Par ailleurs, différentes hypothèses sur le plan relationnel et psychologique peuvent être émises afin d’expliquer les raisons pour lesquelles les adolescents fournissent des réponses informatives à la suite de questions suggestives. En effet, comme la proportion de mineurs victimes refusant de poursuivre le processus judiciaire augmente avec l’âge, et ce, particulièrement lorsque l’AS se déroule dans le cadre d’une relation amoureuse (Bunting, 2008), il est possible de croire que les adolescents désirent protéger leur partenaire. Les énoncés suggestifs pourraient chercher à leur faire reconnaître la nature de l’évènement (p. ex., « Il t’a forcé, n’est-ce pas ? ») en soulignant l’importance d’en parler. De plus, il apparaît que pour certains, le fait d’être questionné par quelqu’un, soit explicitement sur l’AS ou implicitement en leur demandant si quelque chose ne va pas, permet d’entamer le processus de divulgation (McElvaney, Greene et Hogan, 2014). Ainsi, les adolescents seraient plus enclins à répondre à des énoncés explicites sur ce que les enquêteurs recherchent comme informations plutôt que d’avoir à rapporter eux-mêmes les détails qu’ils hésitent à dévoiler.

Finalement, puisque les adolescents sont susceptibles de considérer leur AS comme un évènement trop intime pour en parler (Schönbucher et al., 2012), l’utilisation des questions suggestives par les enquêteurs pourrait être motivée par un désir de les aider à dépasser leur pudeur et par une volonté d’obtenir davantage d’informations, ce qui a été observé par Dodier (2017). En effet, les adolescents rapporteraient leur AS de façon plus intentionnelle que les enfants (Alaggia et al., 2019), suggérant qu’ils sont davantage conscients de ce qu’ils verbalisent. Ainsi, malgré le fait que les réponses des adolescents puissent être informatives à la suite d’une question suggestive de l’enquêteur, le degré de complétude des réponses n’a pas été documenté et mériterait d’être examiné dans les études futures.

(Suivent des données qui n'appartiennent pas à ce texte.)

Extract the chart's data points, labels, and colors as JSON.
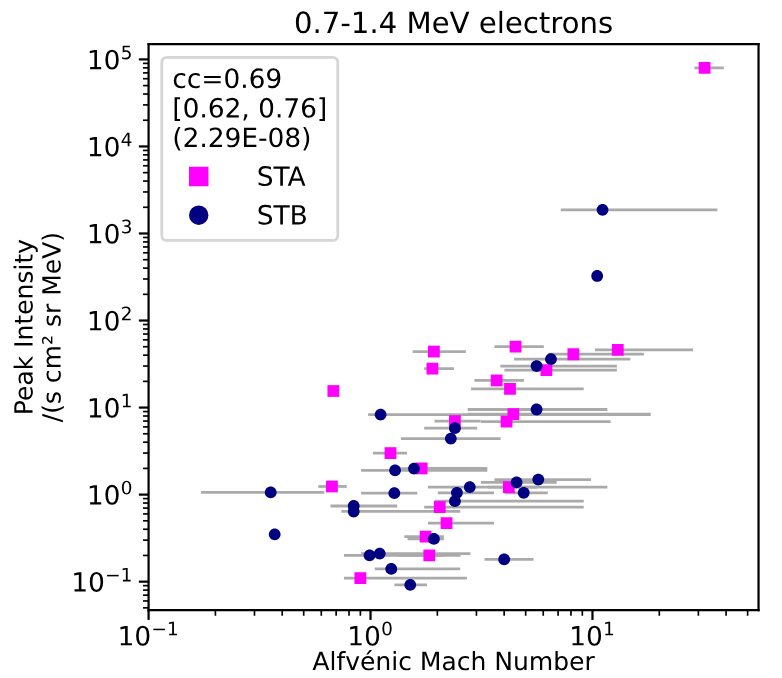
{
  "chart_data": {
    "type": "scatter",
    "title": "0.7-1.4 MeV electrons",
    "xlabel": "Alfvénic Mach Number",
    "ylabel": "Peak Intensity\n/(s cm² sr MeV)",
    "legend_title": "cc=0.69\n[0.62, 0.76]\n(2.29E-08)",
    "log": "xy",
    "xlim": [
      0.1,
      56
    ],
    "ylim": [
      0.047,
      150000
    ],
    "xticks": [
      {
        "value": 0.1,
        "label": "10$^{−1}$"
      },
      {
        "value": 1,
        "label": "10$^{0}$"
      },
      {
        "value": 10,
        "label": "10$^{1}$"
      }
    ],
    "yticks": [
      {
        "value": 0.1,
        "label": "10$^{−1}$"
      },
      {
        "value": 1,
        "label": "10$^{0}$"
      },
      {
        "value": 10,
        "label": "10$^{1}$"
      },
      {
        "value": 100,
        "label": "10$^{2}$"
      },
      {
        "value": 1000,
        "label": "10$^{3}$"
      },
      {
        "value": 10000,
        "label": "10$^{4}$"
      },
      {
        "value": 100000,
        "label": "10$^{5}$"
      }
    ],
    "grid": false,
    "legend": "top left",
    "series": [
      {
        "name": "STA",
        "color": "#ff00ff",
        "marker": "square",
        "x": [
          1.93,
          4.5,
          8.2,
          13,
          1.9,
          6.2,
          0.68,
          3.7,
          4.25,
          2.4,
          4.4,
          4.1,
          1.23,
          1.7,
          0.67,
          4.2,
          2.05,
          2.2,
          1.77,
          1.84,
          0.9,
          32
        ],
        "values": [
          44,
          50,
          41,
          46,
          28,
          27,
          15.5,
          20.5,
          16.4,
          7,
          8.4,
          6.9,
          3.0,
          2.0,
          1.24,
          1.22,
          0.72,
          0.47,
          0.33,
          0.2,
          0.11,
          80000
        ],
        "xerrors": [
          [
            1.57,
            2.65
          ],
          [
            3.67,
            5.95
          ],
          [
            6.4,
            16.8
          ],
          [
            10.4,
            28
          ],
          [
            1.77,
            2.34
          ],
          [
            4.07,
            12.7
          ],
          null,
          [
            2.98,
            4.84
          ],
          [
            2.88,
            9.0
          ],
          [
            1.97,
            3.09
          ],
          [
            2.78,
            18
          ],
          [
            3.19,
            11.9
          ],
          [
            1.04,
            1.44
          ],
          [
            1.49,
            3.31
          ],
          [
            0.59,
            0.77
          ],
          [
            3.43,
            11.5
          ],
          [
            1.77,
            9.0
          ],
          [
            1.84,
            3.55
          ],
          [
            1.44,
            2.11
          ],
          [
            1.35,
            2.51
          ],
          [
            0.77,
            2.68
          ],
          [
            29.2,
            38.5
          ]
        ]
      },
      {
        "name": "STB",
        "color": "#000080",
        "marker": "circle",
        "x": [
          11.1,
          10.5,
          6.5,
          5.6,
          1.11,
          5.6,
          2.4,
          2.3,
          1.29,
          1.57,
          0.355,
          1.28,
          2.8,
          2.45,
          2.4,
          4.55,
          5.7,
          4.9,
          0.84,
          0.84,
          0.37,
          1.93,
          0.99,
          1.1,
          4.0,
          1.24,
          1.51
        ],
        "values": [
          1870,
          325,
          36,
          30,
          8.3,
          9.5,
          5.8,
          4.4,
          1.9,
          1.99,
          1.06,
          1.04,
          1.22,
          1.05,
          0.84,
          1.38,
          1.49,
          1.05,
          0.74,
          0.64,
          0.35,
          0.31,
          0.2,
          0.21,
          0.18,
          0.14,
          0.092
        ],
        "xerrors": [
          [
            7.3,
            36
          ],
          null,
          [
            4.5,
            14.6
          ],
          [
            3.9,
            12.7
          ],
          [
            0.99,
            18
          ],
          [
            2.78,
            11.5
          ],
          [
            1.77,
            2.98
          ],
          [
            1.39,
            3.8
          ],
          [
            0.92,
            3.31
          ],
          [
            1.3,
            1.97
          ],
          [
            0.175,
            0.61
          ],
          [
            0.92,
            1.6
          ],
          [
            1.84,
            5.55
          ],
          [
            2.04,
            3.55
          ],
          [
            1.97,
            9.0
          ],
          [
            3.19,
            6.8
          ],
          [
            3.67,
            9.7
          ],
          [
            4.07,
            6.2
          ],
          [
            0.67,
            1.3
          ],
          [
            0.75,
            2.5
          ],
          null,
          [
            1.49,
            2.11
          ],
          [
            0.77,
            2.11
          ],
          [
            0.92,
            2.78
          ],
          [
            3.31,
            5.35
          ],
          [
            1.06,
            2.5
          ],
          [
            1.3,
            1.77
          ]
        ]
      }
    ]
  }
}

Forces et limites de l’étude

L’une des forces de l’étude réside dans le fait que des entrevues réelles d’enquête policière ont été utilisées. L’équivalence des groupes sur la base des caractéristiques des victimes et de l’AS permet également de renforcer la validité de l’étude. De plus, les grilles de codifications présentent une excellente fidélité, ce qui augmente la qualité des résultats obtenus. Parmi les limites méthodologiques, la petite taille d’échantillon, étant donné le faible nombre d’entrevues d’adolescents disponibles, limite la puissance statistique de l’étude. Même si les policiers ont fondé les faits, il est également impossible de valider la véracité et l’exactitude des informations fournies par les victimes. L’échantillon composé de victimes d’AS uniquement limite la généralisation des résultats à d’autres types de victimes (p. ex., sévices). Une autre limite consiste en l’absence de mesure du niveau de fonctionnement intellectuel pour évaluer les capacités cognitives. Finalement, comme l’étude a été conduite au Canada, certaines spécificités du système juridique pourraient limiter la généralisation des résultats observés.

Conclusion

La présente étude suggère que des structures d’échange, différentes de celles des enfants, sont rencontrées avec les adolescents lorsque les enquêteurs conduisent leur entrevue d’enquête policière à l’égard d’une AS. Ceci souligne l’importance d’étudier le déroulement des entrevues d’enquête menées auprès de ce groupe d’âge. En effet, les résultats indiquent une utilisation importante des questions suggestives avec les adolescents, et ce, même à la suite d’une réponse informative de la part des victimes. Ces questions sont plus susceptibles de nuire à la qualité du témoignage des adolescents et à leur admissibilité à la cour. Des formations et des suivis post-formation seraient pertinents afin d’aider les enquêteurs à prioriser les invitations au lieu d’avoir recours aux questions suggestives. Enfin, il serait judicieux que les recherches futures s’intéressent à la dynamique de l’entrevue en tenant compte de la pertinence des types de questions selon le contexte (p. ex., appropriées vs inappropriées).